Ma era proprio questo il momento?
Non lo so. Secondo me, forse non era opportuno. Però ormai la mossa di Pelosi è stata fatta e tornare indietro ora non è possibile. La domanda ora è un’altra: ci sarà una saldatura ancora più stretta tra Cina e Russia su questo fronte? Forse sì, ma anche forse no perché una saldatura certamente conviene alla Russia che è con l’acqua alla gola a causa dell’Ucraina ma non potrebbe convenire alla Cina.
Quali scenari si possono aprire? Una guerra?

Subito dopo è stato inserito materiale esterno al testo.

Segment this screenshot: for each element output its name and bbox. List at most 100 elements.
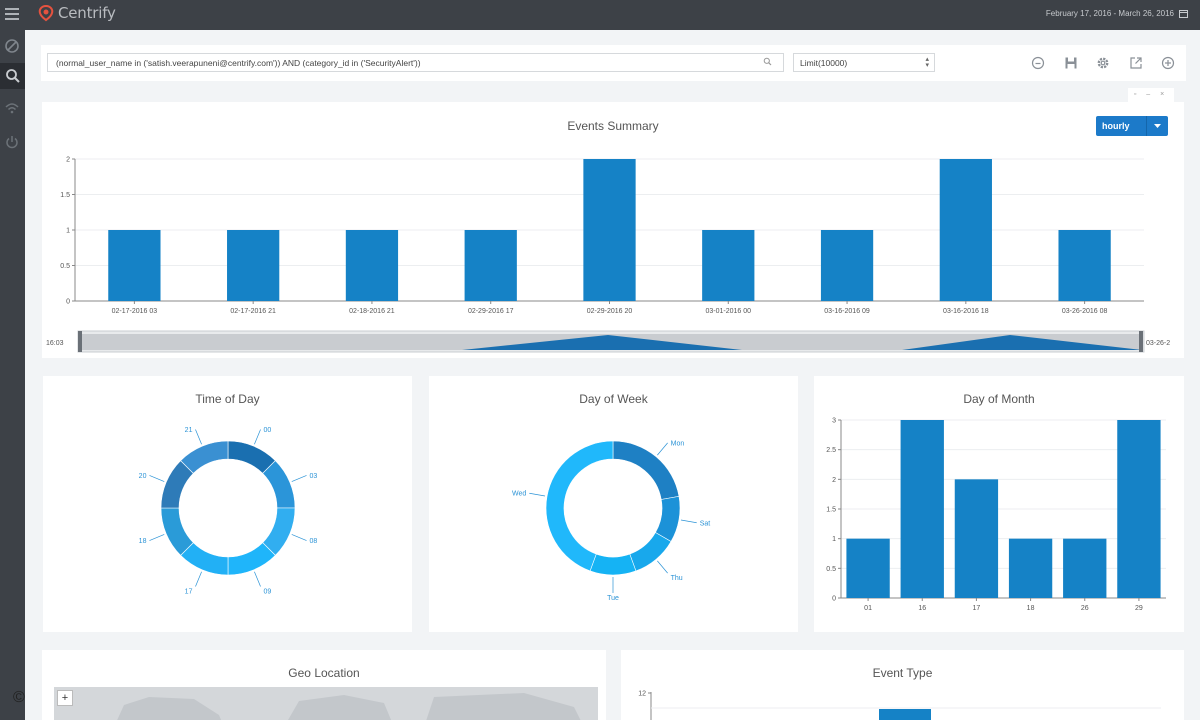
bar: [227, 230, 280, 301]
panel-controls-icon[interactable]: ▫ – ×: [1134, 91, 1168, 98]
x-tick-label: 18: [1027, 605, 1035, 612]
query-search-icon[interactable]: [763, 57, 772, 66]
donut-label: 03: [310, 473, 318, 480]
y-tick-label: 1.5: [826, 507, 836, 514]
y-tick-label: 1.5: [60, 192, 70, 199]
y-tick-label: 1: [832, 536, 836, 543]
day-of-month-chart: 0 0.5 1 1.5 2 2.5 3 01 16 17 18 26 29: [826, 418, 1166, 612]
donut-label: Wed: [512, 491, 526, 498]
donut-slice: [629, 532, 672, 572]
bar: [108, 230, 161, 301]
time-of-day-donut: 00 03 08 09 17 18 20 21: [139, 427, 318, 596]
day-of-month-panel: Day of Month 0 0.5 1 1.5 2 2.5 3 01 16 17 18 26 29: [814, 376, 1184, 632]
query-input[interactable]: (normal_user_name in ('satish.veerapunen…: [47, 53, 784, 72]
bar: [345, 230, 399, 301]
y-tick-label: 0: [832, 596, 836, 603]
y-tick-label: 2: [832, 477, 836, 484]
donut-leader-line: [254, 571, 261, 587]
x-tick-label: 29: [1135, 605, 1143, 612]
add-icon[interactable]: [1159, 54, 1177, 72]
donut-leader-line: [254, 429, 261, 445]
power-icon[interactable]: [3, 133, 21, 151]
top-header: Centrify February 17, 2016 - March 26, 2…: [25, 0, 1200, 30]
donut-label: 09: [264, 589, 272, 596]
select-caret-icon: ▴ ▾: [925, 56, 929, 69]
time-of-day-panel: Time of Day 00 03 08 09 17 18 20 21: [43, 376, 412, 632]
query-bar: (normal_user_name in ('satish.veerapunen…: [41, 45, 1186, 81]
date-range-text[interactable]: February 17, 2016 - March 26, 2016: [1046, 9, 1174, 18]
x-tick-label: 03-01-2016 00: [706, 308, 752, 315]
search-icon[interactable]: [0, 63, 25, 89]
donut-leader-line: [149, 534, 165, 541]
range-handle-right: [1139, 331, 1143, 352]
bar: [464, 230, 517, 301]
brand-logo[interactable]: Centrify: [37, 4, 116, 22]
left-sidebar: [0, 0, 25, 720]
wifi-icon[interactable]: [3, 99, 21, 117]
donut-leader-line: [149, 475, 165, 482]
menu-icon[interactable]: [3, 5, 21, 23]
copyright-mark: ©: [13, 689, 25, 706]
x-tick-label: 02-18-2016 21: [349, 308, 395, 315]
export-icon[interactable]: [1127, 54, 1145, 72]
donut-label: 08: [310, 538, 318, 545]
x-tick-label: 02-29-2016 17: [468, 308, 514, 315]
bar: [939, 159, 992, 301]
donut-label: 18: [139, 538, 147, 545]
bar: [954, 479, 999, 598]
donut-label: 17: [185, 589, 193, 596]
donut-label: 21: [185, 427, 193, 434]
donut-slice: [589, 553, 637, 576]
y-tick-label: 2.5: [826, 447, 836, 454]
map-zoom-in-button[interactable]: +: [57, 690, 73, 706]
events-summary-chart: 0 0.5 1 1.5 2 02-17-2016 03 02-17-2016 21 02-18…: [46, 157, 1170, 353]
x-tick-label: 03-16-2016 18: [943, 308, 989, 315]
bar: [1063, 538, 1107, 598]
y-tick-label: 12: [638, 691, 646, 698]
donut-leader-line: [195, 571, 202, 587]
brand-name: Centrify: [58, 4, 116, 22]
clock-icon[interactable]: [1029, 54, 1047, 72]
donut-leader-line: [291, 534, 307, 541]
donut-label: 00: [264, 427, 272, 434]
x-tick-label: 02-17-2016 03: [112, 308, 158, 315]
limit-select[interactable]: Limit(10000) ▴ ▾: [793, 53, 935, 72]
bar: [1008, 538, 1053, 598]
geo-location-panel: Geo Location +: [42, 650, 606, 720]
day-of-week-donut: Mon Sat Thu Tue Wed: [512, 440, 710, 602]
bar: [846, 538, 890, 598]
x-tick-label: 26: [1081, 605, 1089, 612]
donut-slice: [612, 440, 680, 500]
bar: [583, 159, 636, 301]
panel-window-controls[interactable]: ▫ – ×: [1128, 88, 1174, 102]
y-tick-label: 0.5: [826, 566, 836, 573]
gear-icon[interactable]: [1094, 54, 1112, 72]
bar: [820, 230, 874, 301]
donut-label: Thu: [671, 575, 683, 582]
bar: [879, 709, 931, 720]
bar: [1058, 230, 1111, 301]
save-icon[interactable]: [1062, 54, 1080, 72]
x-tick-label: 03-16-2016 09: [824, 308, 870, 315]
dashboard-icon[interactable]: [3, 37, 21, 55]
x-tick-label: 02-17-2016 21: [230, 308, 276, 315]
donut-leader-line: [657, 560, 668, 574]
limit-value: Limit(10000): [800, 58, 848, 68]
event-type-panel: Event Type 12: [621, 650, 1184, 720]
donut-label: Tue: [607, 595, 619, 602]
calendar-icon[interactable]: [1179, 9, 1188, 18]
map-landmass-icon: [117, 693, 581, 720]
geo-location-title: Geo Location: [288, 666, 360, 680]
donut-slice: [545, 440, 614, 572]
bar: [702, 230, 755, 301]
y-tick-label: 0.5: [60, 263, 70, 270]
y-tick-label: 0: [66, 299, 70, 306]
y-tick-label: 1: [66, 228, 70, 235]
events-summary-panel: Events Summary hourly 0 0.5 1 1.5 2 02-17-201…: [42, 102, 1184, 358]
world-map[interactable]: [54, 687, 598, 720]
day-of-week-panel: Day of Week Mon Sat Thu Tue Wed: [429, 376, 798, 632]
donut-leader-line: [657, 442, 668, 456]
x-tick-label: 02-29-2016 20: [587, 308, 633, 315]
x-tick-label: 03-26-2016 08: [1062, 308, 1108, 315]
event-type-chart: 12: [638, 691, 1161, 720]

Credo che la Cina oggi abbia grandi difficoltà a fare una guerra. Per tre motivi: la Cina importa una grandissima quantità di proteine, 150 milioni di soia e carne. Il Paese produce grano e riso ma non le proteine e, senza le proteine, la dieta dei cinesi è in grave difficoltà e l’inflazione aumenta. Inoltre, una delle colonne portanti dell’economia cinese è il surplus commerciale e questo viene garantito da vendite all’estero, soprattutto in Europa, America e Giappone. Se questo canale si dovesse chiudere, la Cina subirebbe conseguenze serissime. Infine, i cinesi sono tanti ma i giovani sono pochi. Sono quasi tutti figli unici e mandare un figlio unico, maschio, a morire in guerra, significherebbe perdere una parte importante della popolazione. Questi tre elementi rendono difficile una guerra.
Cosa può favorire un allentamento della tensione?
Il problema è che si è creato un circolo vizioso o virtuoso (dipende dal punto di vista in cui si guarda) tra Paesi vicini alla Cina e Paesi vicini all’America. Tutte e due le parti hanno timore della Cina e il loro timore si riflette come due specchi messi uno di fronte all’altro che rimanda l’immagine all’infinito. È difficile spezzare questo riflesso perché è una cosa che si è accumulata in molti anni e coinvolge molti Paesi.
In questo scacchiere, quanto pesa l’incognita Corea del Nord?
È una variante impazzita. Nel senso che nessuno sa quando e se la Corea del Nord ad un certo punto decida di intervenire e fare gesti inconsulti.